Alona and Kenneth, hello. This is a first for us – Couples We Love! Thanks so much for taking the time to chat with us. You’re new parents to sweet baby Nova. How are you feeling at this moment?
Thank you for having us - we’re super excited to partake in the series! Overall, we’re really enjoying life as a (new) family of three. Becoming parents is obviously a tremendously big transformation – in all facets of life. It can be very tiring at times especially when the little one struggles to sleep, but most days we are asking ourselves why we waited ‘so long’ to start this chapter.
Any early parenting discoveries that caught you by surprise?
Several, but to name two: first, how short the newborn phase actually is. Nova was already ‘present’ and able to hold her head within 3-4 weeks, and before we knew it she was more a baby than a newborn.

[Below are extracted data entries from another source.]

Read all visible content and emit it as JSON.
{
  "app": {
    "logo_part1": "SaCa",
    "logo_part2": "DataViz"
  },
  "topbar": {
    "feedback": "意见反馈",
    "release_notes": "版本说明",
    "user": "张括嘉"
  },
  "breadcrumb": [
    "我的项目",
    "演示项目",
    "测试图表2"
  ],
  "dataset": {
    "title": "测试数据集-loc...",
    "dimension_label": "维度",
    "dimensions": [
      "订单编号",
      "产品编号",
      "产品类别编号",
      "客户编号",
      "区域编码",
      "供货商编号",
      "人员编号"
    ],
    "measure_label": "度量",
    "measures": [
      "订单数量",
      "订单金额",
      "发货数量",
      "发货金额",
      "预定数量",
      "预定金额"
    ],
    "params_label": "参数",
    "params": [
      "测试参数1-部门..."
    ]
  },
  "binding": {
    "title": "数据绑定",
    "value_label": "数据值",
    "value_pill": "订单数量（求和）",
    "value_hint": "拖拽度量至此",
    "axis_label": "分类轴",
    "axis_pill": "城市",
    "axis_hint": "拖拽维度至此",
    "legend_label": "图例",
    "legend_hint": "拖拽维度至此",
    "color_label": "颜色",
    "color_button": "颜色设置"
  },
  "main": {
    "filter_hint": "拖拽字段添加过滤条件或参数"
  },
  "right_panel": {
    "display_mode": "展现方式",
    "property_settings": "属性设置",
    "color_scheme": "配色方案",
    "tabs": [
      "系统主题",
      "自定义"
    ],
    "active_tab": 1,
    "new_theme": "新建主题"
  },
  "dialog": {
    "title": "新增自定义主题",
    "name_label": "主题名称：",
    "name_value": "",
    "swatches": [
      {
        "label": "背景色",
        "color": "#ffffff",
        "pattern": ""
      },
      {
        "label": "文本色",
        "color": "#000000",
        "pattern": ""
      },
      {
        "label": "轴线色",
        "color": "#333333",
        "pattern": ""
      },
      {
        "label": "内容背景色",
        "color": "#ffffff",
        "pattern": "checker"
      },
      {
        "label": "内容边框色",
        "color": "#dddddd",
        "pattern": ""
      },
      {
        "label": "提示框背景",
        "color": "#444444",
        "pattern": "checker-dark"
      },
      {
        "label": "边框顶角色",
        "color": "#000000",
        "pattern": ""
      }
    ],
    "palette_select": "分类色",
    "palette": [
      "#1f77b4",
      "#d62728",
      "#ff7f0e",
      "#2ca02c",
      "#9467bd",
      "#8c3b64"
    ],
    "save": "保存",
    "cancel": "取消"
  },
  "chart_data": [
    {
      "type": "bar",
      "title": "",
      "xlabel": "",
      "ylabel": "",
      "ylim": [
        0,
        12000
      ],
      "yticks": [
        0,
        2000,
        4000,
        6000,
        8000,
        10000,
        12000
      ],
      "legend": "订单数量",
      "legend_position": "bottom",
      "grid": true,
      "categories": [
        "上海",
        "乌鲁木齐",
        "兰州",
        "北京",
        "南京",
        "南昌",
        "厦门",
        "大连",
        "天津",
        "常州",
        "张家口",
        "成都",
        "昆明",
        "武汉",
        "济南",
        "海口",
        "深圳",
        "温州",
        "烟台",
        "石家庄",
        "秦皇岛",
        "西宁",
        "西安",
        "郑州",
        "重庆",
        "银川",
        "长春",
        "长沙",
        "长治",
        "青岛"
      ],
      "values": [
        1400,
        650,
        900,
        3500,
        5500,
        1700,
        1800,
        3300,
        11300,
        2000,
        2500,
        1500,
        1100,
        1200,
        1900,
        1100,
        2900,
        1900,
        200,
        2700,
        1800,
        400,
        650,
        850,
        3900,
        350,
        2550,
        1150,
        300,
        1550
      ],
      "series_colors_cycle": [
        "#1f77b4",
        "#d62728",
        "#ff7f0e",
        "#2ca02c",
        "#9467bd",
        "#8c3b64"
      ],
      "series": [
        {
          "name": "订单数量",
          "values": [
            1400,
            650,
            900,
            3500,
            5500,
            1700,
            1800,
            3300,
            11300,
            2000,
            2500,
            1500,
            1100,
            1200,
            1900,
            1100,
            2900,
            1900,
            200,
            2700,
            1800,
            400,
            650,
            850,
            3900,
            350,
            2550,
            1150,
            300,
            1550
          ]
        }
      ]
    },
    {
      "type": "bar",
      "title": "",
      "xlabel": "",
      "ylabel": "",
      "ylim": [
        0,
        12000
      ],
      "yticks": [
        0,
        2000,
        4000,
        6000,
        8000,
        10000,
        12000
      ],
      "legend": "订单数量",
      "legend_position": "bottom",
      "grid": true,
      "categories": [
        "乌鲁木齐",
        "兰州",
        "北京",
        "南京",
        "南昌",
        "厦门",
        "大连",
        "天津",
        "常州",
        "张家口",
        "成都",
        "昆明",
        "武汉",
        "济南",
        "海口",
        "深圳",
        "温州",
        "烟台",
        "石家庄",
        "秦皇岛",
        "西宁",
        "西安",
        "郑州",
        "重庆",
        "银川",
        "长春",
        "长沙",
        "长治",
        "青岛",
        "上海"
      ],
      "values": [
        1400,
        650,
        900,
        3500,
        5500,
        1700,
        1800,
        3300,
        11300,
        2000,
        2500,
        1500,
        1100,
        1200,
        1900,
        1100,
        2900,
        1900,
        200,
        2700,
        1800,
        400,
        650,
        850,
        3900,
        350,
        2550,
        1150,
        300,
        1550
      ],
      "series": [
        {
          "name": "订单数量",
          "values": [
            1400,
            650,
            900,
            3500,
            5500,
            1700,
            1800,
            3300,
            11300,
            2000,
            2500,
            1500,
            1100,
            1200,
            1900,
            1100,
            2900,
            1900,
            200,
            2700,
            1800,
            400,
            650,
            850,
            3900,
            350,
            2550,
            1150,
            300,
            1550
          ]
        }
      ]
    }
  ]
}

Secondly, just how much time you actually spend putting babies to sleep - bouncing, walking and singing 2/3 of the day - in our case that is.
Backing up a little, tell us about your love story. How did you meet?
So we’ve known each other for 9 years and our love story consists of two parts. Part one: we ‘met’ through Instagram back in 2012. Nowadays it seems quite normal, but back then it wasn’t common to meet through IG as it was still a rather unknown app to many. We commented flirty things on each other’s images (no DM’s at the time), until we met randomly a night in town. A couple of weeks after we went on a walk together and ended up dating the next 6 months. It was a bit dramatic, haha, and it wasn’t our time, so we split. Part two: a few years after the split we met again randomly on a bike ride in central Copenhagen and started talking again. This time around it just felt right and we became a couple quite fast. The following years we spent working and traveling together and finally, after 4 years of being a couple, our little love baby, Nova, arrived.
As a family of freelancers that often work together, can you talk about how you’re dividing parental leave and work?
Due to the nature of our jobs it’s been more fluid, and without a plan as such, compared to what’s probably the case in most families. The downside of freelance work is that it’s often quite hard to plan much in advance, so we knew we would have to adjust along the way. A huge advantage is, however, the increased flexibility, so even if Alona has been on 100% leave the first 6 months, as Nova is primarily breastfed, Kenneth has worked a lot from home and been with us more than what is probably considered normal. As Nova starts to eat more real food, we’re planning a setup that allows Alona to work part-time, which means we will cover for each other.
Alona, you’ve been so transparent about the hormonal shifts that come along with giving birth. What are some self-care rituals you have in place during this time?
I don’t have any rituals per se, but I take the time to shower for more than 5 minutes, I am conscious about my breathing at least once a day, and I go to bed early – all of which helps grounding myself.
Talking a bit about the pregnancy, aside from the obvious physical differences, how did you both experience this magical time in your lives?
Separating mind and body when talking about the experience of pregnancy is almost impossible in my (Alona) opinion, as I believe the bodily experience has a huge impact on the mental experience. We were lucky that I had a completely uncomplicated pregnancy and didn’t suffer from bad pregnancy symptoms. So most of all it was such a cozy time full of imaginations of what she would be like. We both think it passed so quickly and hope we are lucky enough to experience it again one day!
Given the uncertainty in the world today, how are you balancing the joys of new parenthood with the realities of a changing world?
While 2020 was a tough year to say the least, with covid-19 as the main changing factor, it was also the best year of our personal lives because of our new titles; “mom” and “dad”. There are obviously many negatives weighting down, but we decided to look for the positives in it all. An apparent one is that it has become completely valid to be a homebody, which is perfect for when a baby arrives into your life. Early parenthood requires you to stay home, slow down and just ‘be’ with your little human, and it is probably easier to do so, when the whole world outside the baby bubble spins significantly slower too. Honestly we have always preferred staying at home over going to a party, but the fact that we have all been told to stay more at home made it super stress-free and enabled us to fully enjoy the little things about parenthood.
What are you both hoping to pass along to Nova?
High emotional intelligence and a solid sense of self-worth with which she can approach life and people she meets with kindness, empathy and curiosity.
Some tips or life hacks to share with other expectant or new parents?
It’s a cliché but trust your instincts and intuitive feel. There is really no road map for life with a kid. Also, don’t be afraid to involve your loved ones – they will absolutely love to help. The old African proverb “it takes a village to raise a child” is still super valid. We asked Alona’s mother to stay with us the first week after Nova’s birth. She cooked nutritious meals, kept things tidy and took care of Nova if we needed a nap. It was such a great gift and special time to share with her.
One wish for 2021?
Good health… and that we can hug our friends without worries.